Me six years ago:
Every transaction has both a buyer and a seller. Yet we hear much more about salesmen, and how to sell, than we do about buyermen and how to buy. … Why? [Since] buyers are usually more uncertain about their value than sellers are about their cost, … whether a sale happens is more clearly a signal of seller ability than of buyer ability. … We like to see and affiliate with people who have impressive abilities associated with sales. (more)
Katja and I did another podcast recently, this time on advertising, and we talked a bit about how people seem to pay more attention to selling than to buying. Katja noted that we seem to give more attention to the signals we send, vs. interpreting the signals of others. For example, we think more about what we will wear than about the judgements we form based on what other people wear. We think a lot more what our charity says about us than about what we think about others based on their charity.
Someone at the talk last Thursday argued that they can’t be donating to look good, since they don’t tell anyone. And that reminded me of how terrified people are to speak in public. And that brought a unifying explanation to mind: we more often need to verbally justify the signals we send than how we interpret the signals of others. Let me explain.
For our distant forager ancestors, their most important public speaking probably happened in situations where they were being accused, and needed to defend themselves. Since the generic accusation behind any specific accusation was that one wasn’t doing enough overall for the band, and maybe should be exiled or killed, our ancestors should have been eager to collect examples of the help they have given, especially unheralded help. So we may have inherited a habit of doing helpful things, and not calling attention to them, but remembering them so we could mention them later if called on to defend ourselves.
More generally, our ancestors probably acquired the habit of consciously thinking about actions that others were likely to challenge or criticize.

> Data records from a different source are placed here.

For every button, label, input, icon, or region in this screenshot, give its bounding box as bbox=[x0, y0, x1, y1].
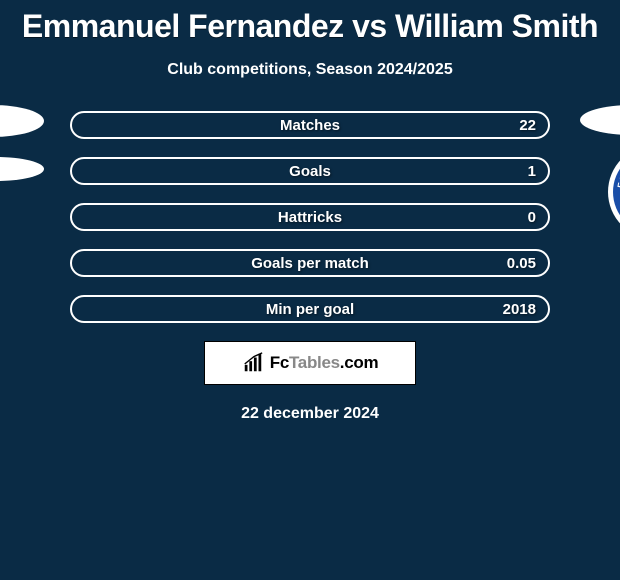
branding-box: FcTables.com bbox=[204, 341, 416, 385]
branding-text: FcTables.com bbox=[270, 353, 379, 373]
right-ellipse-1 bbox=[580, 105, 620, 135]
club-badge-inner: FC HALIFAX TOWN THE SHAYMEN bbox=[613, 150, 620, 234]
page-title: Emmanuel Fernandez vs William Smith bbox=[0, 0, 620, 45]
stats-container: FC HALIFAX TOWN THE SHAYMEN Matches 22 bbox=[0, 111, 620, 323]
stat-label: Min per goal bbox=[266, 301, 354, 318]
stat-row: Hattricks 0 bbox=[70, 203, 550, 231]
stat-value-right: 22 bbox=[519, 117, 536, 134]
club-badge: FC HALIFAX TOWN THE SHAYMEN bbox=[608, 145, 620, 239]
footer-date: 22 december 2024 bbox=[0, 405, 620, 423]
stat-label: Hattricks bbox=[278, 209, 342, 226]
stat-bar: Goals 1 bbox=[70, 157, 550, 185]
stat-bar: Goals per match 0.05 bbox=[70, 249, 550, 277]
stat-value-right: 2018 bbox=[503, 301, 536, 318]
club-badge-svg: FC HALIFAX TOWN THE SHAYMEN bbox=[613, 150, 620, 234]
stat-value-right: 0 bbox=[528, 209, 536, 226]
stat-row: Min per goal 2018 bbox=[70, 295, 550, 323]
subtitle: Club competitions, Season 2024/2025 bbox=[0, 61, 620, 79]
stat-label: Goals per match bbox=[251, 255, 369, 272]
stat-value-right: 1 bbox=[528, 163, 536, 180]
stat-row: Goals per match 0.05 bbox=[70, 249, 550, 277]
stats-bars: FC HALIFAX TOWN THE SHAYMEN Matches 22 bbox=[70, 111, 550, 323]
stat-bar: Hattricks 0 bbox=[70, 203, 550, 231]
bar-chart-icon bbox=[242, 352, 264, 374]
stat-bar: Min per goal 2018 bbox=[70, 295, 550, 323]
left-ellipse-2 bbox=[0, 157, 44, 181]
stat-row: Matches 22 bbox=[70, 111, 550, 139]
svg-text:FC HALIFAX TOWN: FC HALIFAX TOWN bbox=[615, 152, 620, 189]
stat-row: Goals 1 bbox=[70, 157, 550, 185]
stat-label: Matches bbox=[280, 117, 340, 134]
stat-bar: Matches 22 bbox=[70, 111, 550, 139]
stat-label: Goals bbox=[289, 163, 331, 180]
left-ellipse-1 bbox=[0, 105, 44, 137]
brand-domain: .com bbox=[340, 353, 378, 372]
brand-prefix: Fc bbox=[270, 353, 289, 372]
stat-value-right: 0.05 bbox=[507, 255, 536, 272]
brand-suffix: Tables bbox=[289, 353, 340, 372]
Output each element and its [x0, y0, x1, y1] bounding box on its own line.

They’d continually come up with explanations of what they did and why, and be ready to tell those stories, even if they didn’t actually have to explain or justify most of them. And because they were rarely asked to justify or explain the judgements they made about others, they didn’t get into as much of a habit of explaining those.

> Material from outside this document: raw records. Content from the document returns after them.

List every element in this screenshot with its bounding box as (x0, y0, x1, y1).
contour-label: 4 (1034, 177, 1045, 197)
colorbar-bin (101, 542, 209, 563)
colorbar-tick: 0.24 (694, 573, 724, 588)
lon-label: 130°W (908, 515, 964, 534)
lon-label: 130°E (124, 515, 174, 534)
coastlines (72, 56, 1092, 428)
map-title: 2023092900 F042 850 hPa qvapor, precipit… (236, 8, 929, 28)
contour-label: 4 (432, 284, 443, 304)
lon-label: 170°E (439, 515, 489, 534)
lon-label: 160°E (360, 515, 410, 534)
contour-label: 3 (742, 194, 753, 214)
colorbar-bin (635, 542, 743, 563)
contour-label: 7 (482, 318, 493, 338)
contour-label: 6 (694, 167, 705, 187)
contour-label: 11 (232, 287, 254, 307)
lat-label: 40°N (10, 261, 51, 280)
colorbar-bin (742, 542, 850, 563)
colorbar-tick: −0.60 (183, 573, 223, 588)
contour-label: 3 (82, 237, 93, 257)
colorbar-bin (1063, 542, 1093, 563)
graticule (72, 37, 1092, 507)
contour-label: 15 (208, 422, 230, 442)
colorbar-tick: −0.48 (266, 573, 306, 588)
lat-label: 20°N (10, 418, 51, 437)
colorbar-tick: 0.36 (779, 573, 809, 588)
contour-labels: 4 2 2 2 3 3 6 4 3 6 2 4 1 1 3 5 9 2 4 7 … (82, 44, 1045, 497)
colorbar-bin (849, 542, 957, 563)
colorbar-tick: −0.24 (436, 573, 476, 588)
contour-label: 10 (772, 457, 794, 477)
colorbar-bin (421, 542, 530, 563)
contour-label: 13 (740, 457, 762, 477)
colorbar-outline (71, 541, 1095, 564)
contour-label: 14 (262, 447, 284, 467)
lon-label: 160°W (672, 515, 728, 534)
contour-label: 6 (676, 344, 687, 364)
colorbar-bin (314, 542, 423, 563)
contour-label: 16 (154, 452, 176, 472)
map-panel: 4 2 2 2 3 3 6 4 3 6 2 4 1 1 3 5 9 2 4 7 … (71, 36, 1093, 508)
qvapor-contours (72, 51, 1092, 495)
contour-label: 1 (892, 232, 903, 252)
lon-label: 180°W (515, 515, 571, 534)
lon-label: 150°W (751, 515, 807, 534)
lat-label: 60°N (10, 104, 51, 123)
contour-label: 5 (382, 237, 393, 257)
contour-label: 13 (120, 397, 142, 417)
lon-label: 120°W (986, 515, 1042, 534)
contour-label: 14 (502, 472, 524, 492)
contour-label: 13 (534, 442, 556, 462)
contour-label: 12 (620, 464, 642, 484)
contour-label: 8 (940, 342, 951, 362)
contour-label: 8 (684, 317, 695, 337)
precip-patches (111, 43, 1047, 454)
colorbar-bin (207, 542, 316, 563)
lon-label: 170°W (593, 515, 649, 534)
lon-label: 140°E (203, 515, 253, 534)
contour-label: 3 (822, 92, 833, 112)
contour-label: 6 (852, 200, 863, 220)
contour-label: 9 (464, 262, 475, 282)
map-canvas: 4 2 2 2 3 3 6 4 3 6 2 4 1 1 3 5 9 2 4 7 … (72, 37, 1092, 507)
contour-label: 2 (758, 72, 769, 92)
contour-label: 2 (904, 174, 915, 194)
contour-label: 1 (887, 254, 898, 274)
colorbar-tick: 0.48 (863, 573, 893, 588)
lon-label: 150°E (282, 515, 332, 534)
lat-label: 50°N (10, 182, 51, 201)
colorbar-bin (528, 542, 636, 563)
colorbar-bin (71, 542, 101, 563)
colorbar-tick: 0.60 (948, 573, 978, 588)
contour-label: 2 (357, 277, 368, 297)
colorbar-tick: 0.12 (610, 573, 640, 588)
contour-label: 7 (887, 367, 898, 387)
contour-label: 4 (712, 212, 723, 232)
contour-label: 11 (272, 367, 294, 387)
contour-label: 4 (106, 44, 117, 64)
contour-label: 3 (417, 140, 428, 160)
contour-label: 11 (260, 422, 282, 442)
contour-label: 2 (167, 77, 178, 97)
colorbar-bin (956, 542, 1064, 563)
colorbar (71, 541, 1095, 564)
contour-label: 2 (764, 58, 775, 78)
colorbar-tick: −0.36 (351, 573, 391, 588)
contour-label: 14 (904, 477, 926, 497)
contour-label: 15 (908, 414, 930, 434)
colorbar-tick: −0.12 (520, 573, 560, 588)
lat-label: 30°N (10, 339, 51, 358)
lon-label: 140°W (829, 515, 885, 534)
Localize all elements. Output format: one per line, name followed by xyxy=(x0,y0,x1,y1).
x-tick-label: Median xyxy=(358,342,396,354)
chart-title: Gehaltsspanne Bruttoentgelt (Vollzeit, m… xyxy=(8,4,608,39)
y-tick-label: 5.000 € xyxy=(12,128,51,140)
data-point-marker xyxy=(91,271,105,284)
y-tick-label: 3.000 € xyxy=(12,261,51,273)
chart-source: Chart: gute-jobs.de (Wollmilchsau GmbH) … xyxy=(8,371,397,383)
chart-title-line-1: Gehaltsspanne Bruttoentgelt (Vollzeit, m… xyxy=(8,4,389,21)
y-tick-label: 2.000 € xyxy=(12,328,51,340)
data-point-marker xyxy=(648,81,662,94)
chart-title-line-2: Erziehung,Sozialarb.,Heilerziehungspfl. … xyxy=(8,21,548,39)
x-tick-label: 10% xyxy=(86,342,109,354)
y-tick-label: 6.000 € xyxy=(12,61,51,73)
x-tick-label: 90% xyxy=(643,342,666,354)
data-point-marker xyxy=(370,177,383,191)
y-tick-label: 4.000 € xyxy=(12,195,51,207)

This theory predicts that we in fact give just as much mental attention to buying as to selling, and just as much to interpreting signals as to sending signals, because these are in fact on average equally as important to us. But we give a lot more conscious attention to the side that needs to be explained, because that is what consciousness is about – consciousness helps much less to make decisions than to explain and justify them.
But we give a lot more conscious attention to the side that needs to be explained, because that is what consciousness is about – consciousness helps much less to make decisions than to explain and justify them.

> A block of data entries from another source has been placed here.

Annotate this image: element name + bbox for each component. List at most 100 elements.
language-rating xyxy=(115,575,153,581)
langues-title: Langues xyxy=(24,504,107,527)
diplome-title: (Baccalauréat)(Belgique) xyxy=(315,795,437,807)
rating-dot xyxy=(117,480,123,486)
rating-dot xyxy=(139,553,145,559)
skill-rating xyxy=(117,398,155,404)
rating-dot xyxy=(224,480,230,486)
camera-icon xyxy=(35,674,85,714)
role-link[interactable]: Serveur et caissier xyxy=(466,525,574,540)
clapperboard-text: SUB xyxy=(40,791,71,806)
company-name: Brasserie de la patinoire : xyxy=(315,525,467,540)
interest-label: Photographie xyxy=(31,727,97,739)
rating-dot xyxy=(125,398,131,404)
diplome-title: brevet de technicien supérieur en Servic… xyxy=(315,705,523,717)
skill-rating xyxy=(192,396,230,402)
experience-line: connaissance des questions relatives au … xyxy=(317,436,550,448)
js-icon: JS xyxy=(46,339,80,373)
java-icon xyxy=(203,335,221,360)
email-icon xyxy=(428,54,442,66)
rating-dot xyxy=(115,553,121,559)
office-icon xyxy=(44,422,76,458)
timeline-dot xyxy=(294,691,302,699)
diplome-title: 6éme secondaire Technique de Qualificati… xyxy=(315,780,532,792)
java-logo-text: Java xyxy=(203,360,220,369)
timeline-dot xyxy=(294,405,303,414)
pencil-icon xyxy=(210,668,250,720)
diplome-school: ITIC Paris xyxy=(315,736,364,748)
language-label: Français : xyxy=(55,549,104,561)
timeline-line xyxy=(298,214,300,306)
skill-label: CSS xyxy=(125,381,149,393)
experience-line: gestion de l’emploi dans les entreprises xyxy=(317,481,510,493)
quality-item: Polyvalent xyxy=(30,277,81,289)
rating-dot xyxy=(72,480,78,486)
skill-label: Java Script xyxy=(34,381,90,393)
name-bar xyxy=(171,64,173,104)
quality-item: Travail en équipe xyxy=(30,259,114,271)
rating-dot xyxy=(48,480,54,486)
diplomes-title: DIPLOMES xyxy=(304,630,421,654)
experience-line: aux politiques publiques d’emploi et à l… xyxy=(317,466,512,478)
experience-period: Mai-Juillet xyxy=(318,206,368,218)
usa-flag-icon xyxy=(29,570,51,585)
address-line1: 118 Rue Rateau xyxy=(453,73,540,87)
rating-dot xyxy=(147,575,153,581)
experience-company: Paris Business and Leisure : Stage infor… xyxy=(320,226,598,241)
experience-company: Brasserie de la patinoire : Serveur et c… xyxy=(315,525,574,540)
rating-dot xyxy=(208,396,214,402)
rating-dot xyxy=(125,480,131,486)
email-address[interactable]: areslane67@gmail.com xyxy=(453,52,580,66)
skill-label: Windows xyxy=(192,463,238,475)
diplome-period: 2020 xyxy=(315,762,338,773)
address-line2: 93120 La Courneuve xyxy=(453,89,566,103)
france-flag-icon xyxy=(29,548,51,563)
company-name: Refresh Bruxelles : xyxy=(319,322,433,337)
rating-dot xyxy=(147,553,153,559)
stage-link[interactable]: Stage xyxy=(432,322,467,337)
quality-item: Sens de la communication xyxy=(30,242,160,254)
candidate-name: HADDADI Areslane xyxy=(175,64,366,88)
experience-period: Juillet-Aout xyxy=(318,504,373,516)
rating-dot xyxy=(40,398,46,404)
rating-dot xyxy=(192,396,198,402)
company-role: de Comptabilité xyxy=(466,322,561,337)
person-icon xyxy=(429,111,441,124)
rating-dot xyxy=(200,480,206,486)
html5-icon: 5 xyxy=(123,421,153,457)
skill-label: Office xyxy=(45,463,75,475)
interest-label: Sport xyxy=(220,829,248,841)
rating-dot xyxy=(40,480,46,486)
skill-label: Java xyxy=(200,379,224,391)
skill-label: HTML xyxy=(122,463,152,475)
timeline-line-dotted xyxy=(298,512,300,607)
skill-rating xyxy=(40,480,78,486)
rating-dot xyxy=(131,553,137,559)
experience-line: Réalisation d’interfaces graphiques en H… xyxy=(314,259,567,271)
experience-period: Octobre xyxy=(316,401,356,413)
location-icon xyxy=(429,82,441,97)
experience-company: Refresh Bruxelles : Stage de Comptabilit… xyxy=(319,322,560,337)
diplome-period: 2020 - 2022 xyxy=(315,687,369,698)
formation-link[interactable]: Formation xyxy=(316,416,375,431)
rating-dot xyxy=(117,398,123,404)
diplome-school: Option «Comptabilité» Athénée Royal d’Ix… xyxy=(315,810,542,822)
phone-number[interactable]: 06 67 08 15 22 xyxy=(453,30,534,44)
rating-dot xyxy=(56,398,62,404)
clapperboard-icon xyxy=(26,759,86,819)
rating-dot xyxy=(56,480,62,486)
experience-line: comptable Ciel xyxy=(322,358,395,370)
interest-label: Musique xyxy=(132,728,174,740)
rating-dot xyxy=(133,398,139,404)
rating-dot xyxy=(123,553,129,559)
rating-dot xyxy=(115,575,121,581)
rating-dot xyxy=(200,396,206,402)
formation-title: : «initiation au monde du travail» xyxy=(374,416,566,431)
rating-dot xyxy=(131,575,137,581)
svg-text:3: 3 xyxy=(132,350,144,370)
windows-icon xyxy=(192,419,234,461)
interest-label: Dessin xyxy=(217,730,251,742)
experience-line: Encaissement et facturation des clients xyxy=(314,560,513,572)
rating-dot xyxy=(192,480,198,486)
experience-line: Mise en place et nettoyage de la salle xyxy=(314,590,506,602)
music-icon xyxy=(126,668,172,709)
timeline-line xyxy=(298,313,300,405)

My latest posting Why do we confuse belief and opinion?: A construal-level-theory analysis links (linguistic) consciousness, "opinion," and near-mode. ( http://tinyurl.com/cyhnz62 ) "Opinion" would is more related to social hypocrisy than the far-mode construct "belief."
But we give a lot more conscious attention to the side that needs to be explained, because that is what consciousness is about – consciousness helps much less to make decisions than to explain and justify them.
The conclusion is unexceptional today among evolutionary psychologists, but Robin should consider exactly how this fits his homo hypocritus model, according to which far-mode is dedicated to managing social relationships. Consciousness is mostly associated with the (analytic, sequential) near-mode, not the (intuitive, global) far-mode.